I became interested in Kiewit because if anything is less appropriate than Chuck Hagel’s ties to ES&S, it would be a Kiewit relationship of any kind to any voting-system vendor. So who is Kiewit? Peter Kiewit Sons’ Inc. and its subsidiaries have been tied to a string of bid-rigging cases in as many as 11 states and two countries.

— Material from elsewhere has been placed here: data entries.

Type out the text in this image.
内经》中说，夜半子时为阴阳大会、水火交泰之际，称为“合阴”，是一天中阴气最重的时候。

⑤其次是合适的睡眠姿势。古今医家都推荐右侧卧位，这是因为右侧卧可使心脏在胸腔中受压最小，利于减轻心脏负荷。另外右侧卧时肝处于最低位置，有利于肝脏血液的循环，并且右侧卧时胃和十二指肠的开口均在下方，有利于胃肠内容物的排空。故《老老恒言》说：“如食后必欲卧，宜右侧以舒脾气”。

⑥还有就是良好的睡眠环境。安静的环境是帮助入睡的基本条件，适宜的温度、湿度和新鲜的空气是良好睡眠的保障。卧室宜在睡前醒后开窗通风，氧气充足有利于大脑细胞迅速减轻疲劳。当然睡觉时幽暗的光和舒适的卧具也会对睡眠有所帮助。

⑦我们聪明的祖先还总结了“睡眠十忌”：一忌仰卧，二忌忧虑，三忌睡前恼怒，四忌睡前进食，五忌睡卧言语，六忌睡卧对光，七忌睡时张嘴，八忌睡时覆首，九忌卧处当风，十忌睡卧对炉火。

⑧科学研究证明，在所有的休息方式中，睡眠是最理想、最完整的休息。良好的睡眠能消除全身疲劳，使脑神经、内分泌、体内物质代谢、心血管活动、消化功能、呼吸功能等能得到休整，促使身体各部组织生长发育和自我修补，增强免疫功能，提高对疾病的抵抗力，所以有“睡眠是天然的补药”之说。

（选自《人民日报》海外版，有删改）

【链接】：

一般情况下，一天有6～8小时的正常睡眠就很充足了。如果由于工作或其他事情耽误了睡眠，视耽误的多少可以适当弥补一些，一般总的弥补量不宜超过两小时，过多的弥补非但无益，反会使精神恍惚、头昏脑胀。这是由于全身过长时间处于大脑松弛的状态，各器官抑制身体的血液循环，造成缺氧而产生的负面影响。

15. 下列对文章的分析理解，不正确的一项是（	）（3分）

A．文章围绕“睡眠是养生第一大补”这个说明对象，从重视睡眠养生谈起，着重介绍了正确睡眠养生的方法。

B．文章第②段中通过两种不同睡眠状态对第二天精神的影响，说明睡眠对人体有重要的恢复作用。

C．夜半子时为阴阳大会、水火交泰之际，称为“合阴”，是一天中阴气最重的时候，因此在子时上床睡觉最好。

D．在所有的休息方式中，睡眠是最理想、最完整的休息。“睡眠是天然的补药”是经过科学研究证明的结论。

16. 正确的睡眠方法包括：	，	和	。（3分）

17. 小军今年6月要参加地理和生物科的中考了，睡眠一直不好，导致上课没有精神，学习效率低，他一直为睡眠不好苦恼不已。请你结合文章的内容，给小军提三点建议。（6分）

In an antitrust case that involved charges of bid-rigging in New Orleans, Kiewit pleaded no contest and paid $100,000 in fines and $300,000 in a civil settlement. In South Dakota, a Kiewit subsidiary pleaded guilty to bid-rigging on road contracts and paid a fine of $350,000. In Kansas, a Kiewit subsidiary was found guilty of bid-rigging and mail fraud on a federal highway project. The firm was fined $900,000 and a company official was sentenced to a year in jail. A Kiewit subsidiary paid $1.8 million for bid-rigging on a state highway project in Nebraska, and a Kiewit vice president was jailed.

This free internet version is available at www.BlackBoxVoting.org The Army Corps of Engineers at one point decided to bar Kiewit from bidding on all federal projects but later changed its mind. Kiewit builds munitions plants and military airstrips.

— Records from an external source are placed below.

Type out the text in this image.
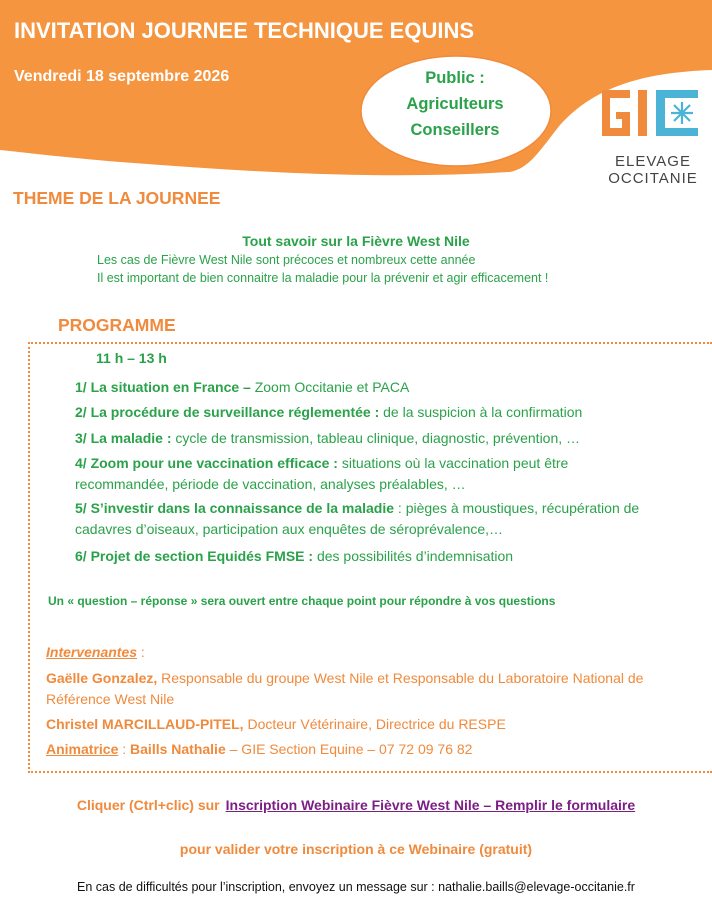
INVITATION JOURNEE TECHNIQUE EQUINS
Vendredi 18 septembre 2026	Public :
Agriculteurs
Conseillers
ELEVAGE
OCCITANIE
THEME DE LA JOURNEE
Tout savoir sur la Fièvre West Nile
Les cas de Fièvre West Nile sont précoces et nombreux cette année
Il est important de bien connaitre la maladie pour la prévenir et agir efficacement !
PROGRAMME
11 h – 13 h
1/ La situation en France – Zoom Occitanie et PACA
2/ La procédure de surveillance réglementée : de la suspicion à la confirmation
3/ La maladie : cycle de transmission, tableau clinique, diagnostic, prévention, …
4/ Zoom pour une vaccination efficace : situations où la vaccination peut être recommandée, période de vaccination, analyses préalables, …
5/ S’investir dans la connaissance de la maladie : pièges à moustiques, récupération de cadavres d’oiseaux, participation aux enquêtes de séroprévalence,…
6/ Projet de section Equidés FMSE : des possibilités d’indemnisation
Un « question – réponse » sera ouvert entre chaque point pour répondre à vos questions
Intervenantes :
Gaëlle Gonzalez, Responsable du groupe West Nile et Responsable du Laboratoire National de Référence West Nile
Christel MARCILLAUD-PITEL, Docteur Vétérinaire, Directrice du RESPE
Animatrice : Baills Nathalie – GIE Section Equine – 07 72 09 76 82
Cliquer (Ctrl+clic) sur Inscription Webinaire Fièvre West Nile – Remplir le formulaire
pour valider votre inscription à ce Webinaire (gratuit)
En cas de difficultés pour l’inscription, envoyez un message sur : nathalie.baills@elevage-occitanie.fr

Does Kiewit have a political agenda? Absolutely. Kiewit’s Jerry Pfeffer has spoken before Congress to ask for more privatization: “Kiewit, based in Omaha, built more lane-miles of the Interstate Highway System than any other contractor,” he said. “…We’re active in toll roads, airports and water facilities …”

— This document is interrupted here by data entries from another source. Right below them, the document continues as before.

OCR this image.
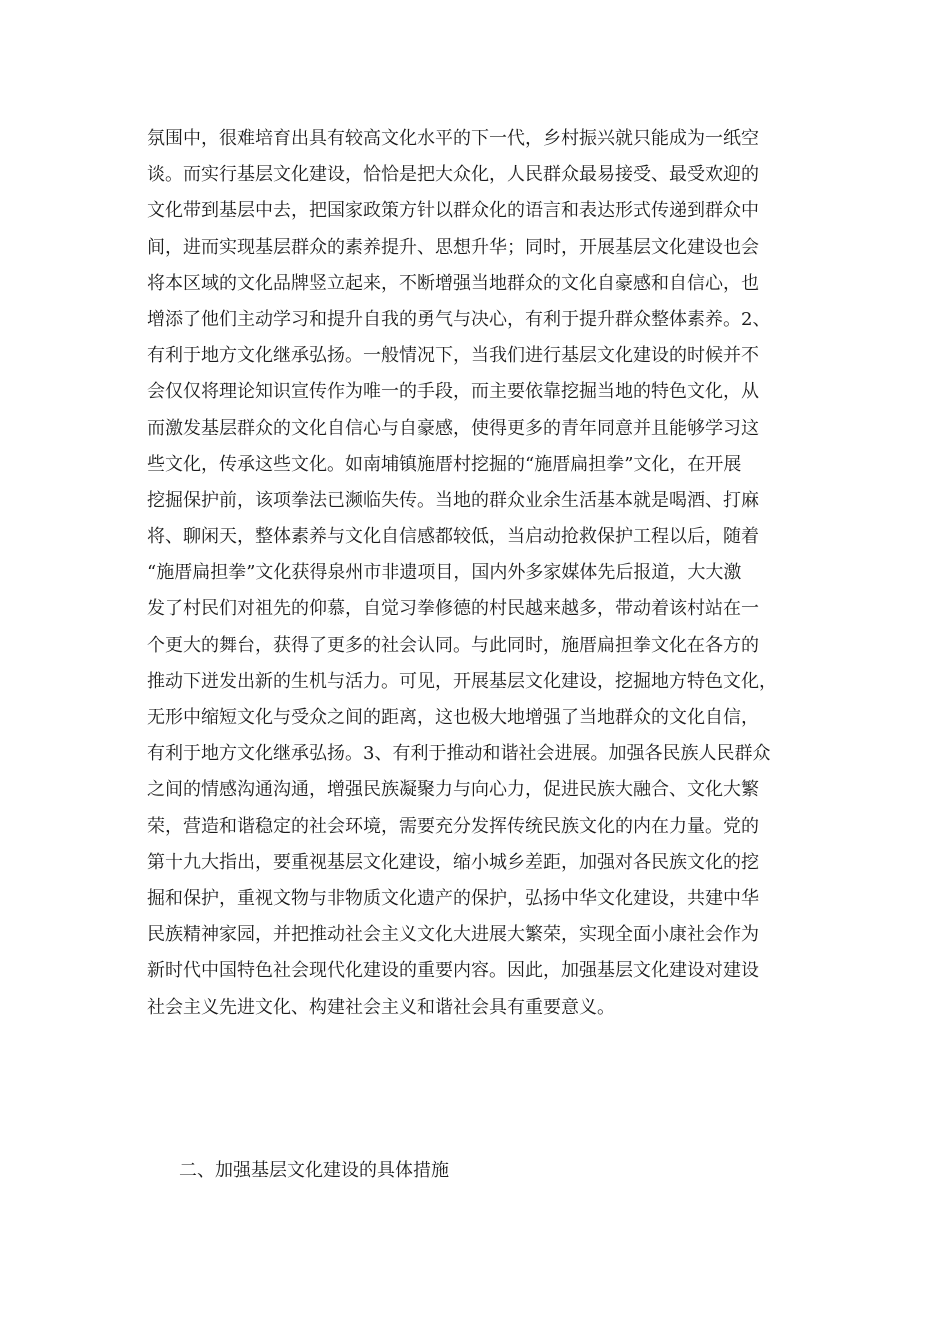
氛围中，很难培育出具有较高文化水平的下一代，乡村振兴就只能成为一纸空
谈。而实行基层文化建设，恰恰是把大众化，人民群众最易接受、最受欢迎的
文化带到基层中去，把国家政策方针以群众化的语言和表达形式传递到群众中
间，进而实现基层群众的素养提升、思想升华；同时，开展基层文化建设也会
将本区域的文化品牌竖立起来，不断增强当地群众的文化自豪感和自信心，也
增添了他们主动学习和提升自我的勇气与决心，有利于提升群众整体素养。2、
有利于地方文化继承弘扬。一般情况下，当我们进行基层文化建设的时候并不
会仅仅将理论知识宣传作为唯一的手段，而主要依靠挖掘当地的特色文化，从
而激发基层群众的文化自信心与自豪感，使得更多的青年同意并且能够学习这
些文化，传承这些文化。如南埔镇施厝村挖掘的“施厝扁担拳”文化，在开展
挖掘保护前，该项拳法已濒临失传。当地的群众业余生活基本就是喝酒、打麻
将、聊闲天，整体素养与文化自信感都较低，当启动抢救保护工程以后，随着
“施厝扁担拳”文化获得泉州市非遗项目，国内外多家媒体先后报道，大大激
发了村民们对祖先的仰慕，自觉习拳修德的村民越来越多，带动着该村站在一
个更大的舞台，获得了更多的社会认同。与此同时，施厝扁担拳文化在各方的
推动下迸发出新的生机与活力。可见，开展基层文化建设，挖掘地方特色文化，
无形中缩短文化与受众之间的距离，这也极大地增强了当地群众的文化自信，
有利于地方文化继承弘扬。3、有利于推动和谐社会进展。加强各民族人民群众
之间的情感沟通沟通，增强民族凝聚力与向心力，促进民族大融合、文化大繁
荣，营造和谐稳定的社会环境，需要充分发挥传统民族文化的内在力量。党的
第十九大指出，要重视基层文化建设，缩小城乡差距，加强对各民族文化的挖
掘和保护，重视文物与非物质文化遗产的保护，弘扬中华文化建设，共建中华
民族精神家园，并把推动社会主义文化大进展大繁荣，实现全面小康社会作为
新时代中国特色社会现代化建设的重要内容。因此，加强基层文化建设对建设
社会主义先进文化、构建社会主义和谐社会具有重要意义。
二、加强基层文化建设的具体措施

Pfeffer, advocating privatization of the highway system, has stated glibly that “American motorists will gladly pay market prices to avoid congestion.”

He goes on to suggest to Congress that Kiewit should get special tax treatment. Kiewit also owns CalEnergy Corp., has been involved with Level 3 Communications and is a quiet giant in telecommunications; underneath its highways, Kiewit lays fiber-optic cable and has been outfitting our roads with video surveillance cameras since 1993.

When the state of Oklahoma forbade Kiewit to bid anymore, Kiewit set up a different company called Gilbert Southern Corp. According to The Sunday Oklahoman, “Gilbert Southern Corp. recently submitted a sworn affidavit to the transportation department saying it had no parent company, affiliate firms or subsidiaries.”

But Kiewit owned Gilbert Southern Corp. lock, stock and barrel. When the state of Oklahoma found out, it yanked the contracts. In another obfuscation, Peter Kiewit & Sons took contracts in Washington State under the guise of a minority-owned firm. The government thought it was giving contracts to a company owned by African-American women; actually, it was a bunch of white guys in Nebraska. Kiewit paid more than $700,000 in fines while denying liability or wrongdoing.

Kiewit’s corporate papers indicate that investigations and litigation are normal, saying there are “numerous” lawsuits. This is a handy thing to know: Apparently you can skip disclosure of pending litigation, if there’s a lot of it.

This example illustrates why voting-machine vendors should be required to provide full disclosure on owners, parent companies, stockholders and key personnel. Kiewit has connections with both ES&S parent companies and has a track record of hiding ownership

We should require enough disclosure so that we can at least ask informed questions next time we buy voting machines. In 1997, the company that had called itself American Information
Systems bought elections-industry giant BRC and changed its name to Election Systems and Software. The Securities and Exchange Commission objected on antitrust grounds, and an odd little deal was cooked up in which the assets of BRC were shared between two voting companies: ES&S and Sequoia.